Love stories come in all shapes and sizes and perhaps it’s true that love can move mountains and cause changes that otherwise seem impossible. I know that in my case, love is what keeps me motivated to find the good in this day-to-day living in Santiago even if I have to bend over backward to locate it. I know that of all places in the world, Chile is probably one of the best, at least in Latin America (would I have liked it if G lived in Paris or New York? Why yes I would have.)

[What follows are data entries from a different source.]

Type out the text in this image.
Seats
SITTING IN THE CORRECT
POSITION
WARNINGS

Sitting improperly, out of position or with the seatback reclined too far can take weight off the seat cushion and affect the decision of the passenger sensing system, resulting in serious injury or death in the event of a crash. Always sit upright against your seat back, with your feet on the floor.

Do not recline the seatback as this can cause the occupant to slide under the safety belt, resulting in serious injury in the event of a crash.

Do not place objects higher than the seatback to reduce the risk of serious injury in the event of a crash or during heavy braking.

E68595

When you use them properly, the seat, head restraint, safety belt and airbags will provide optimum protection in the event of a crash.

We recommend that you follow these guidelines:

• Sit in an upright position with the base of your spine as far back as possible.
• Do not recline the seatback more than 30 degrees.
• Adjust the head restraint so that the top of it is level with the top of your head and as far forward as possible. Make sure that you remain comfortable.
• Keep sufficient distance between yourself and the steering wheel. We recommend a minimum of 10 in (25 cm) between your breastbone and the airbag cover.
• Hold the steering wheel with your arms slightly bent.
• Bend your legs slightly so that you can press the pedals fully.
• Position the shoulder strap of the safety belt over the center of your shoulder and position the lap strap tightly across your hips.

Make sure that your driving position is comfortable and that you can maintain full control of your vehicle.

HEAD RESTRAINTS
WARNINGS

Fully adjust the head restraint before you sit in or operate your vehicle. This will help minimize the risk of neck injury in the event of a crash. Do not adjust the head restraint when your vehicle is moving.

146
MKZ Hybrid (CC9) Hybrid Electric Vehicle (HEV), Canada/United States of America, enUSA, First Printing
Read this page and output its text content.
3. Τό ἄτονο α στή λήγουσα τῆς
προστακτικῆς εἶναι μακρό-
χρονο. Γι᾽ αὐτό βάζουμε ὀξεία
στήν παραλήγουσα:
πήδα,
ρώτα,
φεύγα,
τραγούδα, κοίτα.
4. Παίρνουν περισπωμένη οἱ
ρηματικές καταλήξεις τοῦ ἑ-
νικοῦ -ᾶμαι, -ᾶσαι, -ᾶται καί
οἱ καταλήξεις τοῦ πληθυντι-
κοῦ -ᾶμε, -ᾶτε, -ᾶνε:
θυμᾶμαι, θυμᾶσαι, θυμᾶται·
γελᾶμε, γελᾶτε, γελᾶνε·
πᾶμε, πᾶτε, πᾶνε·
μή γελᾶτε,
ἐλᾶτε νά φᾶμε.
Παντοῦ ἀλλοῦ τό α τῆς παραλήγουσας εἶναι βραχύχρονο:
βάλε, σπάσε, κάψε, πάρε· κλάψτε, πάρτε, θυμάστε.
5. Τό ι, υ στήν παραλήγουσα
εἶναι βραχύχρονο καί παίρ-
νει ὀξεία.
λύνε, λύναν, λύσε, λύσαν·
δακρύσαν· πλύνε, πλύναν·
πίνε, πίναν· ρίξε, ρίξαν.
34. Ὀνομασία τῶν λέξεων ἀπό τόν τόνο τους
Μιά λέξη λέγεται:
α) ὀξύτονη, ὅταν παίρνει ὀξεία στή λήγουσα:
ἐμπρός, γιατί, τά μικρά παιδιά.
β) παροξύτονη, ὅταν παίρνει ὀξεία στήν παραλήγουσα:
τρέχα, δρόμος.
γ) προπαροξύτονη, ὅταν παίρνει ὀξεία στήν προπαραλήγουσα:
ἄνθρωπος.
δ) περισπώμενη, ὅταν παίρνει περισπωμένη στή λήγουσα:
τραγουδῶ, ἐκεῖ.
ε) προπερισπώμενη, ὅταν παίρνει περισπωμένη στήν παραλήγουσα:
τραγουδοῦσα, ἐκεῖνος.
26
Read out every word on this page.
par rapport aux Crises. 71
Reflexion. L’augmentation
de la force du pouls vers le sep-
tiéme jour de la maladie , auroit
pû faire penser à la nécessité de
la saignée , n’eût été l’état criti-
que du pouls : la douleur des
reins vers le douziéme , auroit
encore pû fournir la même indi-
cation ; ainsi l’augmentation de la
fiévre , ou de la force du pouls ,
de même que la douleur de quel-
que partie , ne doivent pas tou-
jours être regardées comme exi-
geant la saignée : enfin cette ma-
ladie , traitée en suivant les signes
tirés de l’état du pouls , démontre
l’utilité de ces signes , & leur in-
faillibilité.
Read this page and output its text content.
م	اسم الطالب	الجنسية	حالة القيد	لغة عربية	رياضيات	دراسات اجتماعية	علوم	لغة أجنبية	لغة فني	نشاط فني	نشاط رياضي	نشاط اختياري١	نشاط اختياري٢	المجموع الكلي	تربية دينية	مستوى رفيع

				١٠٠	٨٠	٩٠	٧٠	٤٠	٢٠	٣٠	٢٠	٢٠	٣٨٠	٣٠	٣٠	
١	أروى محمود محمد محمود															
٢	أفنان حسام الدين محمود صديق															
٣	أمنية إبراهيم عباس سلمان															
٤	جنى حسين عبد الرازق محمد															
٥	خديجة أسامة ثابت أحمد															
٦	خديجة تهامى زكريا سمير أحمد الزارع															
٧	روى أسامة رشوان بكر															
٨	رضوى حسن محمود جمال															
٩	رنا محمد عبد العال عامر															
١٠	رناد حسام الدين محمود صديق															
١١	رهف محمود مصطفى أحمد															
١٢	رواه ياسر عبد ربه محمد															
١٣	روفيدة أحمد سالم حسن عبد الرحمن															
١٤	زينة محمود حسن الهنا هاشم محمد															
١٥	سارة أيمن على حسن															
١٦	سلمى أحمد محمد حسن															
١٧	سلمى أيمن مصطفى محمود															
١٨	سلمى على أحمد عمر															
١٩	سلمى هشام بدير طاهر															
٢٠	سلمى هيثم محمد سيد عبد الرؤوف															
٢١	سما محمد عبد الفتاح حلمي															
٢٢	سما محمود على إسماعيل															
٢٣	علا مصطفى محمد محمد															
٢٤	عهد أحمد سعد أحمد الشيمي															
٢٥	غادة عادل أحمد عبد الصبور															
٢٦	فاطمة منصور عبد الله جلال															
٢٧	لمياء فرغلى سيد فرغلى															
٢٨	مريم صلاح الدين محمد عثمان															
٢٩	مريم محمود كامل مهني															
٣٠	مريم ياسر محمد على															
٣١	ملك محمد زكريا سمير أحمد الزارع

The main reason for my move to Chile was G. Because of that, sometimes it’s hard to find my footing alone. There are times when I forget who I am and what it means to be me, aside from me as G’s wife. The majority of my life has been spent as no one’s wife and I pretty much nailed an amazing life during that time. No complaints looking back. This period of my life, from 2009 onward, has been about me, hard at work, shoveling and laying new ground so as to make my way here. It’s not easy because I’m not necessarily the most patient, most optimistic person around. Frankly, there are times it seems that I just didn’t get the memo that I’m no longer in California, and so the idiosyncrasies of life here seem to come as a huge shock to me.
And then I remember. After the cursing, the stress, the elevated blood pressure and when the overwhelming urge to punch someone in the face subsides, I continue to navigate my life here. I moved here for love, because I fell in love with a boy (as Joss would say it), but by no means did I move to a perfect life. Part of it is me, my expectations and my fear of change. But I’m working on it.